Taumante (da thauma) è demone dell’abisso tenebroso e Iride è personificazione del radioso arcobaleno, come a dire che il bello ha un risvolto sconvolgente e dà una sensazione di vertigine. Stendhal la provò e descrisse questa esperienza nel tour che fece in Italia, da allora detta sindrome di Stendhal.

Meraviglia è anche dubbio: sarà o non sarà? Il dubbio muoveva Socrate a fermare tizio o caio per strada e chiedere: cos’è il bene? il giusto? Come dire: è qualcosa che conosco ma non mi è chiaro.
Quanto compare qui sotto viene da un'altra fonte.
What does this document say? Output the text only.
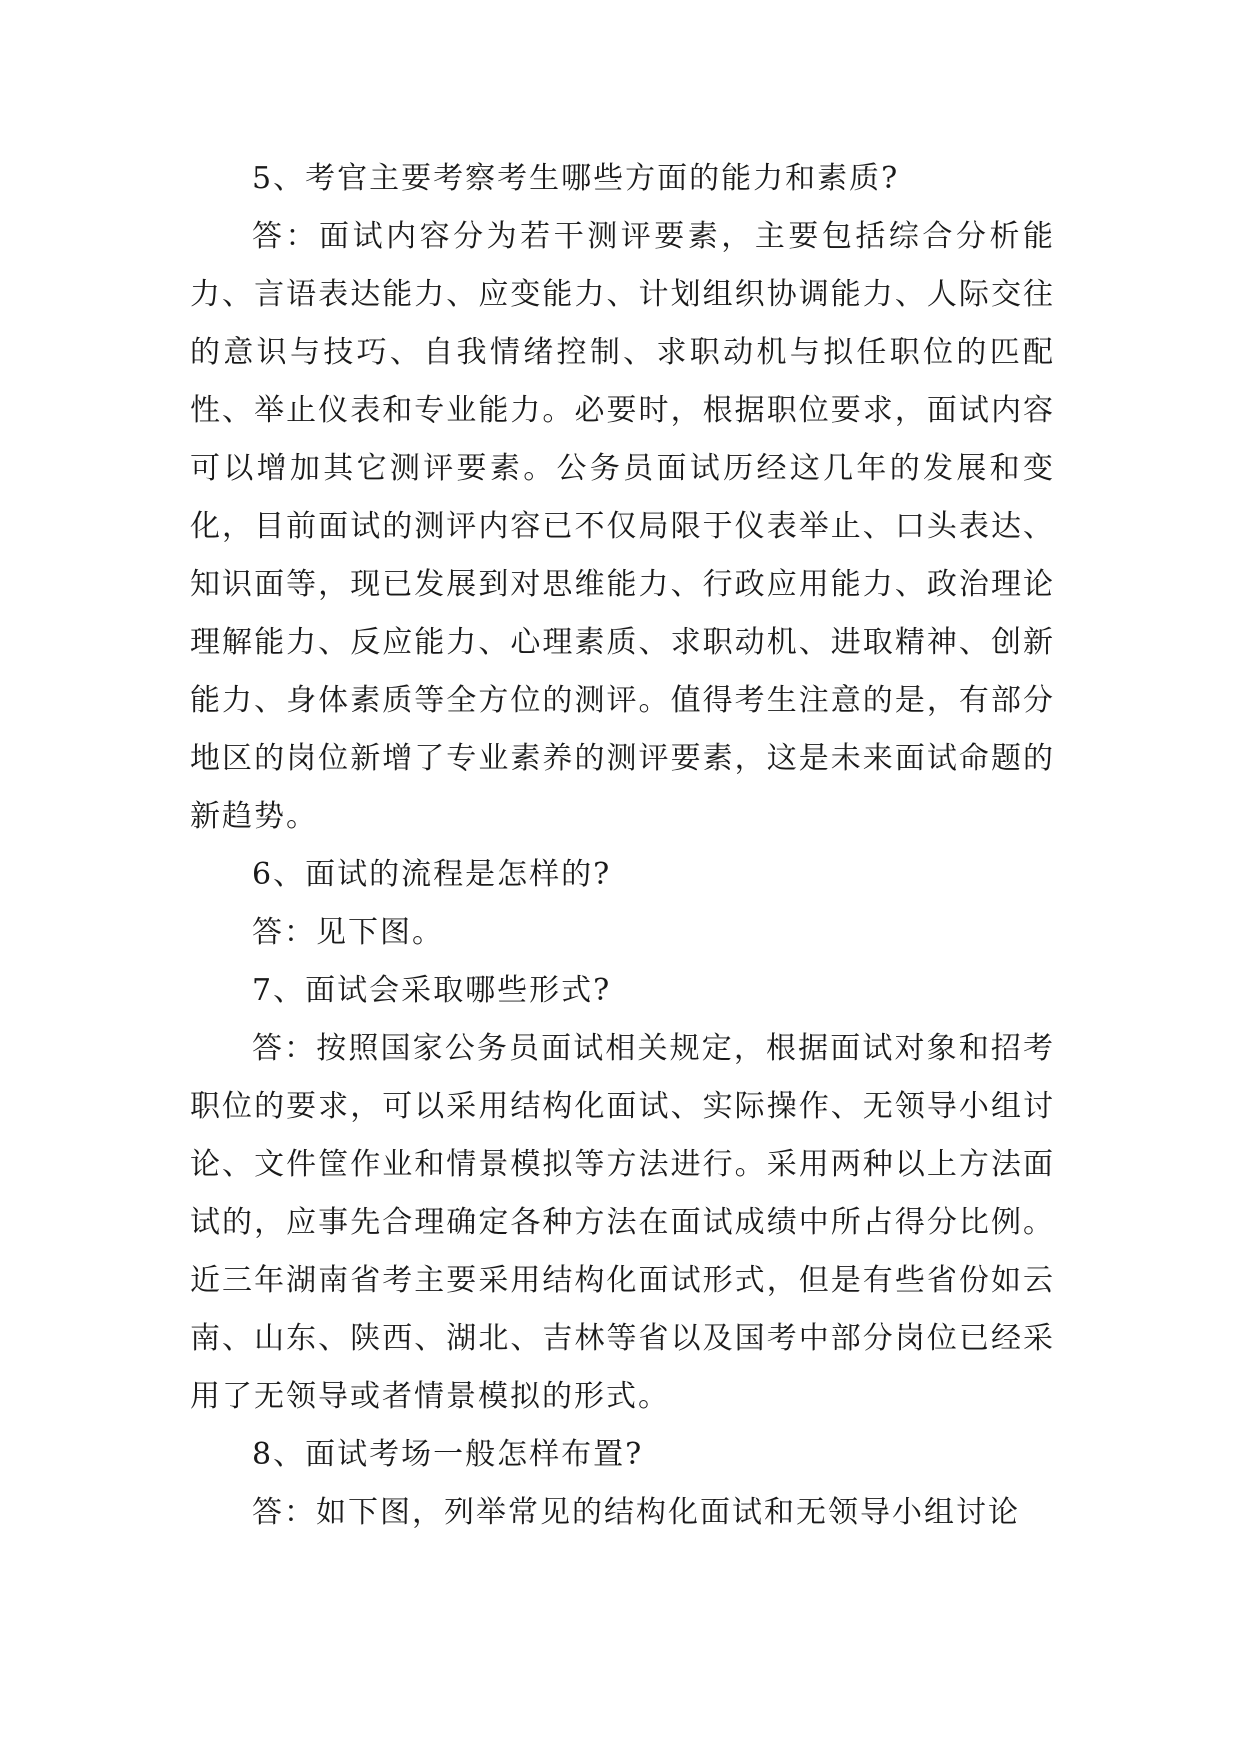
5、考官主要考察考生哪些方面的能力和素质?

答：面试内容分为若干测评要素，主要包括综合分析能力、言语表达能力、应变能力、计划组织协调能力、人际交往的意识与技巧、自我情绪控制、求职动机与拟任职位的匹配性、举止仪表和专业能力。必要时，根据职位要求，面试内容可以增加其它测评要素。公务员面试历经这几年的发展和变化，目前面试的测评内容已不仅局限于仪表举止、口头表达、知识面等，现已发展到对思维能力、行政应用能力、政治理论理解能力、反应能力、心理素质、求职动机、进取精神、创新能力、身体素质等全方位的测评。值得考生注意的是，有部分地区的岗位新增了专业素养的测评要素，这是未来面试命题的新趋势。

6、面试的流程是怎样的?

答：见下图。

7、面试会采取哪些形式?

答：按照国家公务员面试相关规定，根据面试对象和招考职位的要求，可以采用结构化面试、实际操作、无领导小组讨论、文件筐作业和情景模拟等方法进行。采用两种以上方法面试的，应事先合理确定各种方法在面试成绩中所占得分比例。近三年湖南省考主要采用结构化面试形式，但是有些省份如云南、山东、陕西、湖北、吉林等省以及国考中部分岗位已经采用了无领导或者情景模拟的形式。

8、面试考场一般怎样布置?

答：如下图，列举常见的结构化面试和无领导小组讨论
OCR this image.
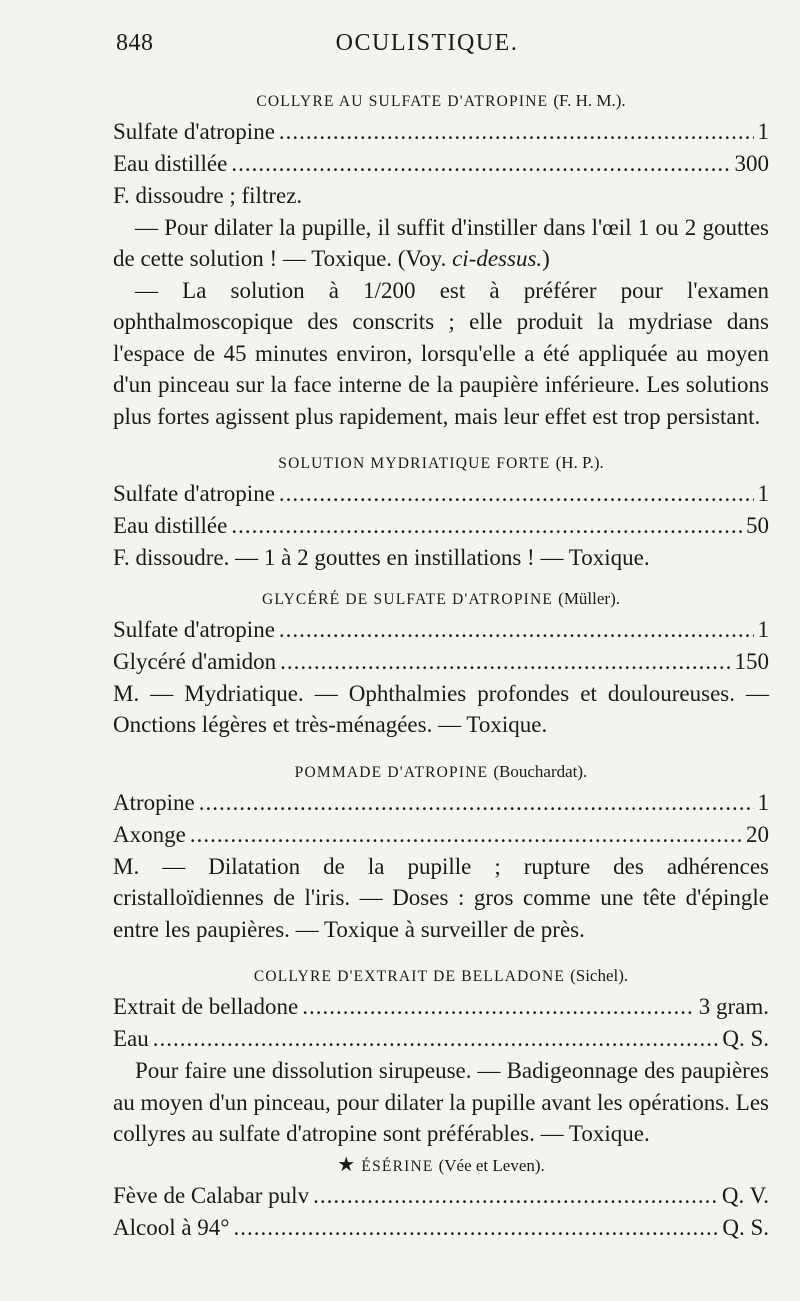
848	OCULISTIQUE.
COLLYRE AU SULFATE D'ATROPINE (F. H. M.).
Sulfate d'atropine .....	1
Eau distillée .....	300

F. dissoudre ; filtrez.

— Pour dilater la pupille, il suffit d'instiller dans l'œil 1 ou 2 gouttes de cette solution ! — Toxique. (Voy. ci-dessus.)

— La solution à 1/200 est à préférer pour l'examen ophthalmoscopique des conscrits ; elle produit la mydriase dans l'espace de 45 minutes environ, lorsqu'elle a été appliquée au moyen d'un pinceau sur la face interne de la paupière inférieure. Les solutions plus fortes agissent plus rapidement, mais leur effet est trop persistant.

SOLUTION MYDRIATIQUE FORTE (H. P.).
Sulfate d'atropine .....	1
Eau distillée .....	50

F. dissoudre. — 1 à 2 gouttes en instillations ! — Toxique.

GLYCÉRÉ DE SULFATE D'ATROPINE (Müller).
Sulfate d'atropine .....	1
Glycéré d'amidon .....	150

M. — Mydriatique. — Ophthalmies profondes et douloureuses. — Onctions légères et très-ménagées. — Toxique.

POMMADE D'ATROPINE (Bouchardat).
Atropine .....	1
Axonge .....	20

M. — Dilatation de la pupille ; rupture des adhérences cristalloïdiennes de l'iris. — Doses : gros comme une tête d'épingle entre les paupières. — Toxique à surveiller de près.

COLLYRE D'EXTRAIT DE BELLADONE (Sichel).
Extrait de belladone .....	3 gram.
Eau .....	Q. S.

Pour faire une dissolution sirupeuse. — Badigeonnage des paupières au moyen d'un pinceau, pour dilater la pupille avant les opérations. Les collyres au sulfate d'atropine sont préférables. — Toxique.

★ ÉSÉRINE (Vée et Leven).
Fève de Calabar pulv .....	Q. V.
Alcool à 94° .....	Q. S.
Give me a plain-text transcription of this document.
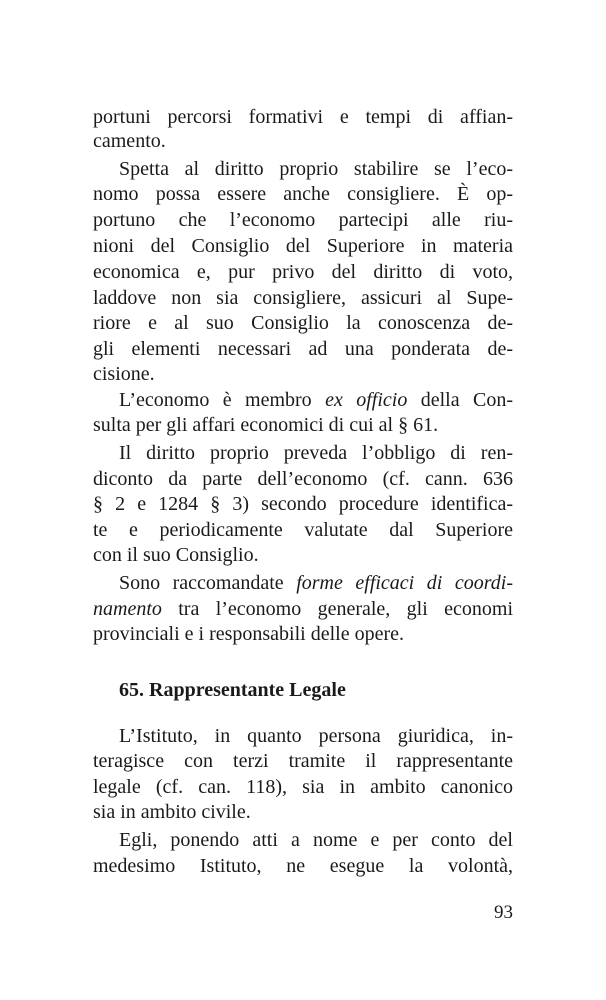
65. Rappresentante Legale
93
portuni percorsi formativi e tempi di affian-
camento.
Spetta al diritto proprio stabilire se l’eco-
nomo possa essere anche consigliere. È op-
portuno che l’economo partecipi alle riu-
nioni del Consiglio del Superiore in materia
economica e, pur privo del diritto di voto,
laddove non sia consigliere, assicuri al Supe-
riore e al suo Consiglio la conoscenza de-
gli elementi necessari ad una ponderata de-
cisione.
L’economo è membro ex officio della Con-
sulta per gli affari economici di cui al § 61.
Il diritto proprio preveda l’obbligo di ren-
diconto da parte dell’economo (cf. cann. 636
§ 2 e 1284 § 3) secondo procedure identifica-
te e periodicamente valutate dal Superiore
con il suo Consiglio.
Sono raccomandate forme efficaci di coordi-
namento tra l’economo generale, gli economi
provinciali e i responsabili delle opere.
L’Istituto, in quanto persona giuridica, in-
teragisce con terzi tramite il rappresentante
legale (cf. can. 118), sia in ambito canonico
sia in ambito civile.
Egli, ponendo atti a nome e per conto del
medesimo Istituto, ne esegue la volontà,
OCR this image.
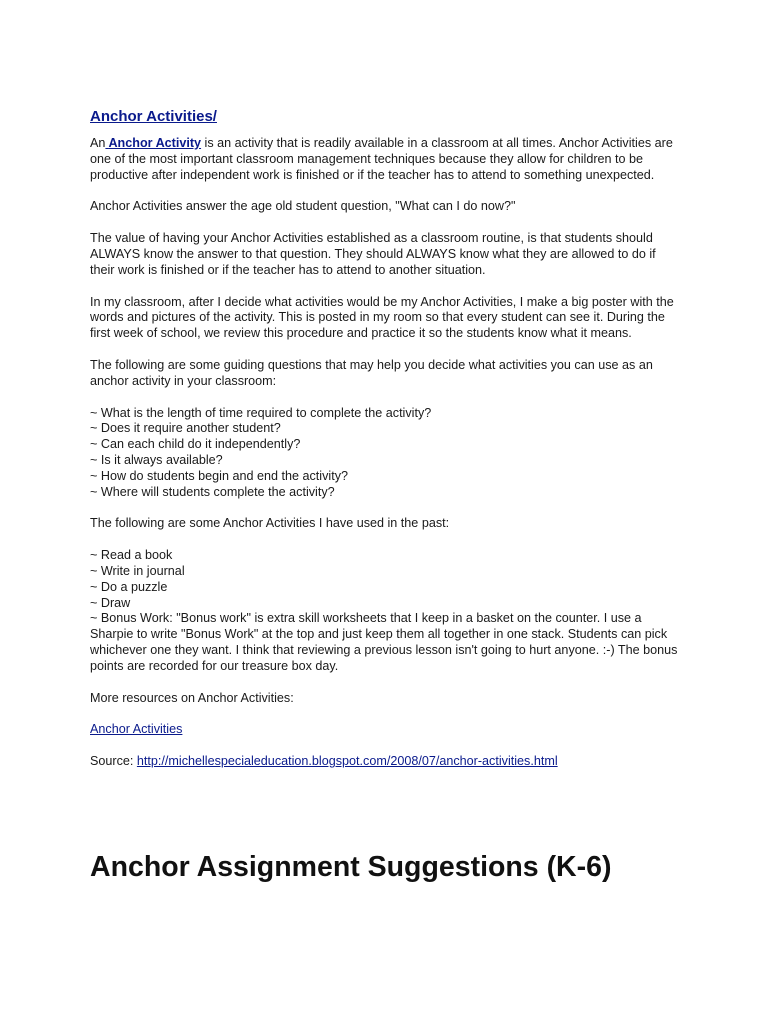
Anchor Activities/

An Anchor Activity is an activity that is readily available in a classroom at all times. Anchor Activities are one of the most important classroom management techniques because they allow for children to be productive after independent work is finished or if the teacher has to attend to something unexpected.

Anchor Activities answer the age old student question, "What can I do now?"

The value of having your Anchor Activities established as a classroom routine, is that students should ALWAYS know the answer to that question. They should ALWAYS know what they are allowed to do if their work is finished or if the teacher has to attend to another situation.

In my classroom, after I decide what activities would be my Anchor Activities, I make a big poster with the words and pictures of the activity. This is posted in my room so that every student can see it. During the first week of school, we review this procedure and practice it so the students know what it means.

The following are some guiding questions that may help you decide what activities you can use as an anchor activity in your classroom:

~ What is the length of time required to complete the activity?
~ Does it require another student?
~ Can each child do it independently?
~ Is it always available?
~ How do students begin and end the activity?
~ Where will students complete the activity?

The following are some Anchor Activities I have used in the past:

~ Read a book
~ Write in journal
~ Do a puzzle
~ Draw
~ Bonus Work: "Bonus work" is extra skill worksheets that I keep in a basket on the counter. I use a Sharpie to write "Bonus Work" at the top and just keep them all together in one stack. Students can pick whichever one they want. I think that reviewing a previous lesson isn't going to hurt anyone. :-) The bonus points are recorded for our treasure box day.

More resources on Anchor Activities:

Anchor Activities

Source: http://michellespecialeducation.blogspot.com/2008/07/anchor-activities.html

Anchor Assignment Suggestions (K-6)
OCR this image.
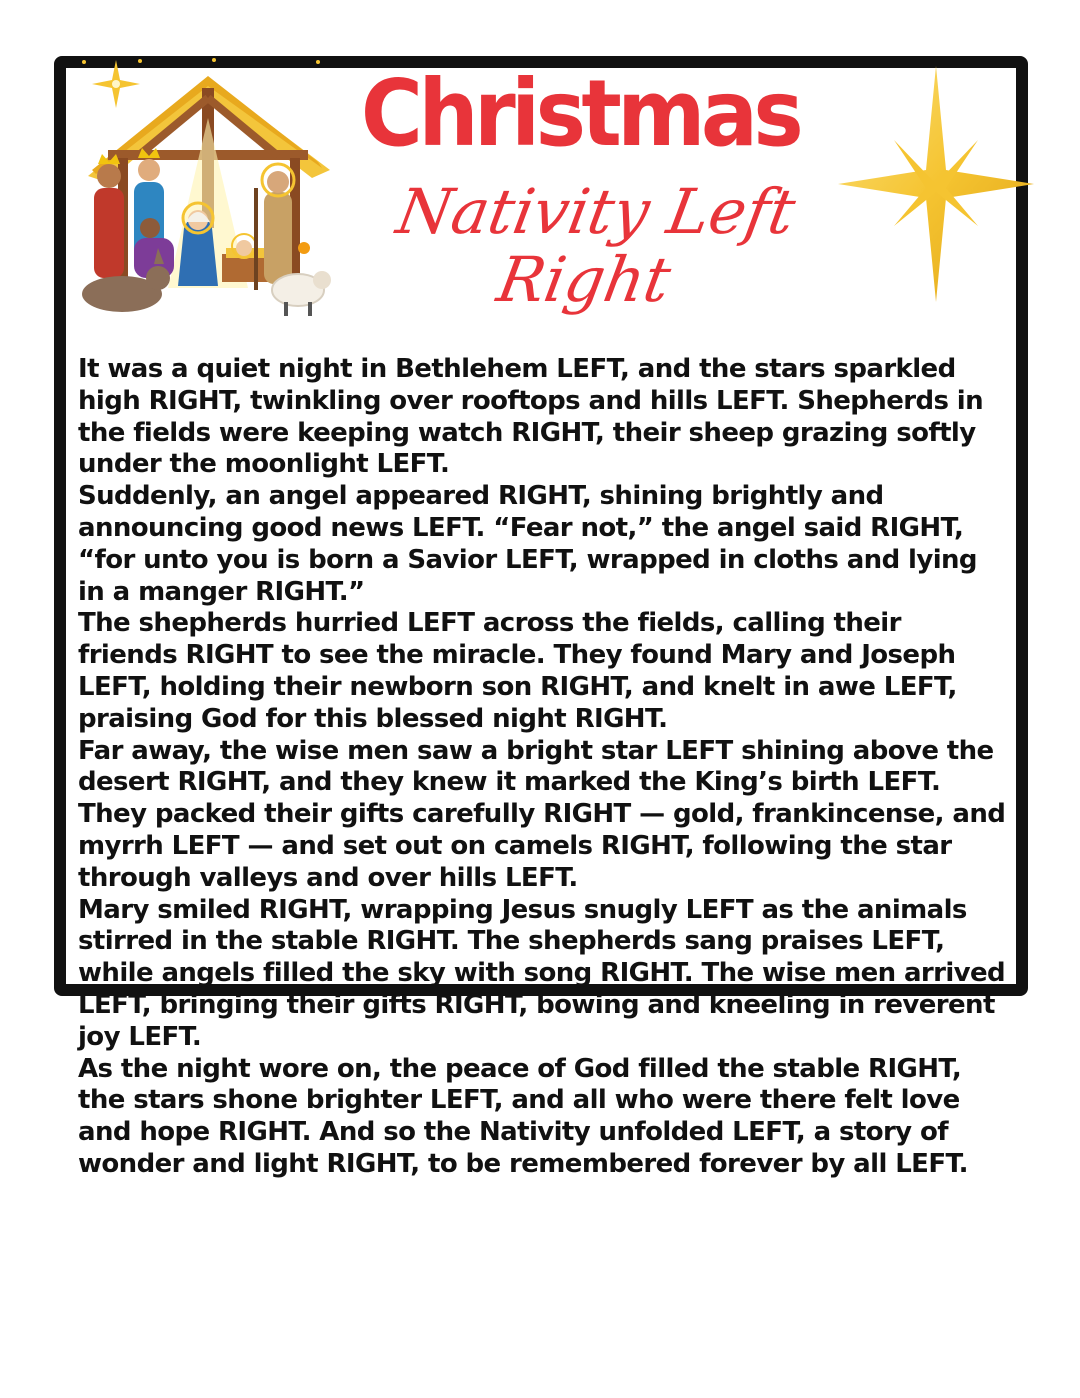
Christmas
Nativity Left Right

It was a quiet night in Bethlehem LEFT, and the stars sparkled high RIGHT, twinkling over rooftops and hills LEFT. Shepherds in the fields were keeping watch RIGHT, their sheep grazing softly under the moonlight LEFT.

Suddenly, an angel appeared RIGHT, shining brightly and announcing good news LEFT. “Fear not,” the angel said RIGHT, “for unto you is born a Savior LEFT, wrapped in cloths and lying in a manger RIGHT.”

The shepherds hurried LEFT across the fields, calling their friends RIGHT to see the miracle. They found Mary and Joseph LEFT, holding their newborn son RIGHT, and knelt in awe LEFT, praising God for this blessed night RIGHT.

Far away, the wise men saw a bright star LEFT shining above the desert RIGHT, and they knew it marked the King’s birth LEFT. They packed their gifts carefully RIGHT — gold, frankincense, and myrrh LEFT — and set out on camels RIGHT, following the star through valleys and over hills LEFT.

Mary smiled RIGHT, wrapping Jesus snugly LEFT as the animals stirred in the stable RIGHT. The shepherds sang praises LEFT, while angels filled the sky with song RIGHT. The wise men arrived LEFT, bringing their gifts RIGHT, bowing and kneeling in reverent joy LEFT.

As the night wore on, the peace of God filled the stable RIGHT, the stars shone brighter LEFT, and all who were there felt love and hope RIGHT. And so the Nativity unfolded LEFT, a story of wonder and light RIGHT, to be remembered forever by all LEFT.
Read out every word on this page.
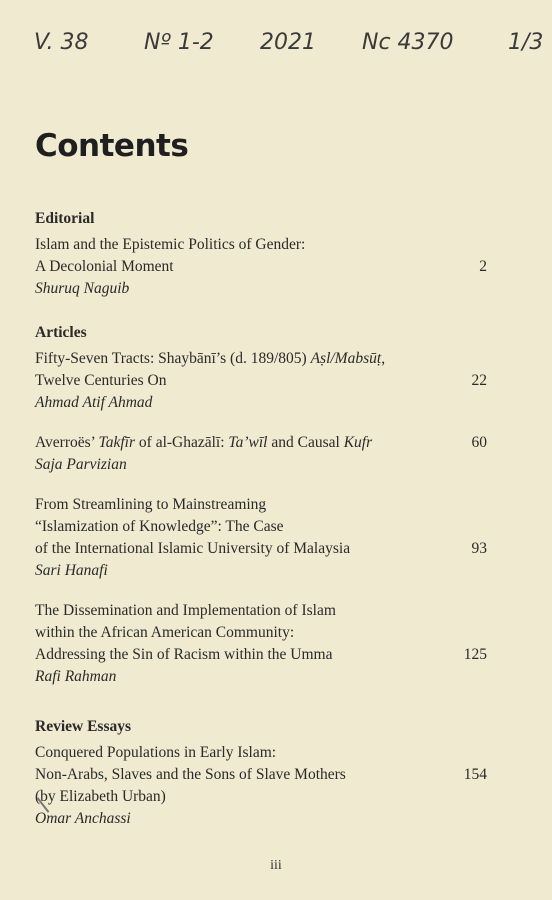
V. 38	Nº 1-2 2021 Nc 4370 1/3
Contents
Editorial
Islam and the Epistemic Politics of Gender:
A Decolonial Moment	2
Shuruq Naguib
Articles
Fifty-Seven Tracts: Shaybānī’s (d. 189/805) Aṣl/Mabsūṭ,
Twelve Centuries On	22
Ahmad Atif Ahmad
Averroës’ Takfīr of al-Ghazālī: Ta’wīl and Causal Kufr	60
Saja Parvizian
From Streamlining to Mainstreaming
“Islamization of Knowledge”: The Case
of the International Islamic University of Malaysia	93
Sari Hanafi
The Dissemination and Implementation of Islam
within the African American Community:
Addressing the Sin of Racism within the Umma	125
Rafi Rahman
Review Essays
Conquered Populations in Early Islam:
Non-Arabs, Slaves and the Sons of Slave Mothers	154
(by Elizabeth Urban)
Omar Anchassi
iii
E non barava.

Il filosofo è diverso dallo scienziato. Lo scienziato vuol sapere di più di ciò che già sa. Il filosofo dubita di ciò che sa.

La cosa, ciò che noi vediamo, è apparenza, diceva Kant, fenomeno. La verità della cosa sta oltre e ci è interdetta. Il filosofo vuol sapere l’essenza della cosa, il noumeno. Siccome la verità è totalità, occorre conoscere tutte le condizioni in cui quella cosa si pone perciò non la conosceremo mai. La totalità non è quantificabile e non si abbraccia mai. Vedo la cosa determinata ma il tutto non è determinato.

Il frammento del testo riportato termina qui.